Final answer:
To calculate Scroggs Corporation's WACC, the cost of debt (after taxes) and the cost of equity must be found and then weighted by the firm's target capital structure. The after-tax cost of debt is based on the yield to maturity of the bonds and the company's tax rate. The cost of equity is estimated with the CAPM formula, considering the risk-free rate, market risk premium, and the stock's beta.
Step-by-step explanation:
To estimate Scroggs Corporation's weighted average cost of capital (WACC), you need to calculate the cost of debt (after taxes) and the cost of equity, and then weight them according to the firm's target capital structure. The cost of debt can be found by using the yield to maturity approach or by adjusting the market interest rate for taxes. However, the cost of equity is typically estimated using the Capital Asset Pricing Model (CAPM).
The cost of debt is the after-tax yield to maturity on the firm's current debt. Since the bonds in question have an annual coupon of 8% and are priced at $1,050 with a par value of $1,000, their pre-tax yield to maturity will be slightly less than 8% because the bonds are selling at a premium. The after-tax cost of debt would be this yield to maturity multiplied by (1 - tax rate).
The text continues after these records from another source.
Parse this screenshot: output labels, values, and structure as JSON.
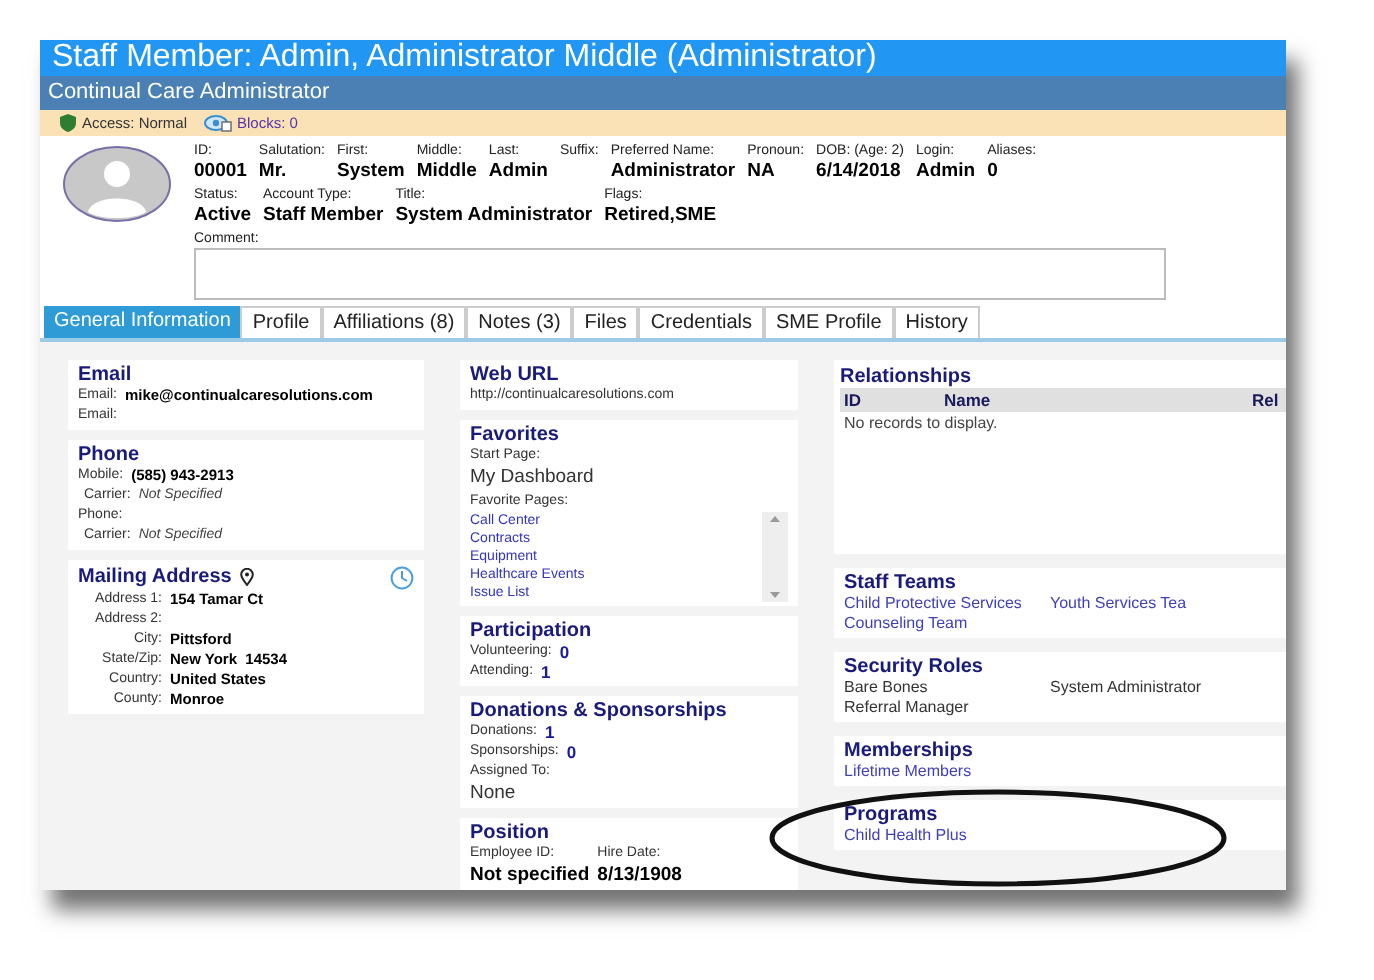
{
  "window": {
    "title": "Staff Member: Admin, Administrator Middle (Administrator)",
    "subtitle": "Continual Care Administrator"
  },
  "status_strip": {
    "access": "Access: Normal",
    "blocks": "Blocks: 0"
  },
  "header": {
    "row_1": [
      {
        "label": "ID:",
        "value": "00001"
      },
      {
        "label": "Salutation:",
        "value": "Mr."
      },
      {
        "label": "First:",
        "value": "System"
      },
      {
        "label": "Middle:",
        "value": "Middle"
      },
      {
        "label": "Last:",
        "value": "Admin"
      },
      {
        "label": "Suffix:"
      },
      {
        "label": "Preferred Name:",
        "value": "Administrator"
      },
      {
        "label": "Pronoun:",
        "value": "NA"
      },
      {
        "label": "DOB: (Age: 2)",
        "value": "6/14/2018"
      },
      {
        "label": "Login:",
        "value": "Admin"
      },
      {
        "label": "Aliases:",
        "value": "0"
      }
    ],
    "row_2": [
      {
        "label": "Status:",
        "value": "Active"
      },
      {
        "label": "Account Type:",
        "value": "Staff Member"
      },
      {
        "label": "Title:",
        "value": "System Administrator"
      },
      {
        "label": "Flags:",
        "value": "Retired,SME"
      }
    ],
    "comment_label": "Comment:"
  },
  "tabs": [
    {
      "label": "General Information",
      "selected": true
    },
    {
      "label": "Profile",
      "selected": false
    },
    {
      "label": "Affiliations (8)",
      "selected": false
    },
    {
      "label": "Notes (3)",
      "selected": false
    },
    {
      "label": "Files",
      "selected": false
    },
    {
      "label": "Credentials",
      "selected": false
    },
    {
      "label": "SME Profile",
      "selected": false
    },
    {
      "label": "History",
      "selected": false
    }
  ],
  "columns": [
    [
      {
        "kind": "fields",
        "title": "Email",
        "rows": [
          {
            "kind": "bold",
            "label": "Email:",
            "value": "mike@continualcaresolutions.com"
          },
          {
            "kind": "bold",
            "label": "Email:"
          }
        ]
      },
      {
        "kind": "fields",
        "title": "Phone",
        "rows": [
          {
            "kind": "bold",
            "label": "Mobile:",
            "value": "(585) 943-2913"
          },
          {
            "kind": "italic",
            "label": "Carrier:",
            "value": "Not Specified"
          },
          {
            "kind": "bold",
            "label": "Phone:"
          },
          {
            "kind": "italic",
            "label": "Carrier:",
            "value": "Not Specified"
          }
        ]
      },
      {
        "kind": "address",
        "title": "Mailing Address",
        "rows": [
          {
            "label": "Address 1:",
            "value": "154 Tamar Ct"
          },
          {
            "label": "Address 2:"
          },
          {
            "label": "City:",
            "value": "Pittsford"
          },
          {
            "label": "State/Zip:",
            "value": "New York  14534"
          },
          {
            "label": "Country:",
            "value": "United States"
          },
          {
            "label": "County:",
            "value": "Monroe"
          }
        ]
      }
    ],
    [
      {
        "kind": "text",
        "title": "Web URL",
        "lines": [
          "http://continualcaresolutions.com"
        ]
      },
      {
        "kind": "favorites",
        "title": "Favorites",
        "start_label": "Start Page:",
        "start_value": "My Dashboard",
        "pages_label": "Favorite Pages:",
        "pages": [
          "Call Center",
          "Contracts",
          "Equipment",
          "Healthcare Events",
          "Issue List"
        ]
      },
      {
        "kind": "fields",
        "title": "Participation",
        "rows": [
          {
            "kind": "count",
            "label": "Volunteering:",
            "value": "0"
          },
          {
            "kind": "count",
            "label": "Attending:",
            "value": "1"
          }
        ]
      },
      {
        "kind": "fields",
        "title": "Donations & Sponsorships",
        "rows": [
          {
            "kind": "count",
            "label": "Donations:",
            "value": "1"
          },
          {
            "kind": "count",
            "label": "Sponsorships:",
            "value": "0"
          },
          {
            "kind": "stacked",
            "label": "Assigned To:",
            "value": "None"
          }
        ]
      },
      {
        "kind": "columns",
        "title": "Position",
        "rows": [
          {
            "label": "Employee ID:",
            "value": "Not specified"
          },
          {
            "label": "Hire Date:",
            "value": "8/13/1908"
          }
        ]
      }
    ],
    [
      {
        "kind": "table",
        "title": "Relationships",
        "headers": [
          "ID",
          "Name",
          "Rel"
        ],
        "empty": "No records to display."
      },
      {
        "kind": "list",
        "title": "Staff Teams",
        "link": true,
        "items": [
          "Child Protective Services",
          "Youth Services Tea",
          "Counseling Team"
        ]
      },
      {
        "kind": "list",
        "title": "Security Roles",
        "link": false,
        "items": [
          "Bare Bones",
          "System Administrator",
          "Referral Manager"
        ]
      },
      {
        "kind": "list",
        "title": "Memberships",
        "link": true,
        "items": [
          "Lifetime Members"
        ]
      },
      {
        "kind": "list",
        "title": "Programs",
        "link": true,
        "items": [
          "Child Health Plus"
        ]
      }
    ]
  ]
}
The cost of equity can be estimated using the CAPM, which is defined as: Cost of Equity = Risk-Free Rate + (Beta * Market Risk Premium). You provided all the necessary inputs: a risk-free rate of 4.50%, a market risk premium of 5.50%, and a beta of 1.20. Plugging these figures into the CAPM formula gives us the company's cost of common equity.
After calculating both the cost of debt and the cost of equity, the WACC can be computed by weighting these costs by the proportions of debt and equity in the firm's target capital structure. Since the firm's target structure consists of 35% debt, the remainder of 65% would be common equity. The WACC is the sum of: 35% * cost of debt + 65% * cost of equity.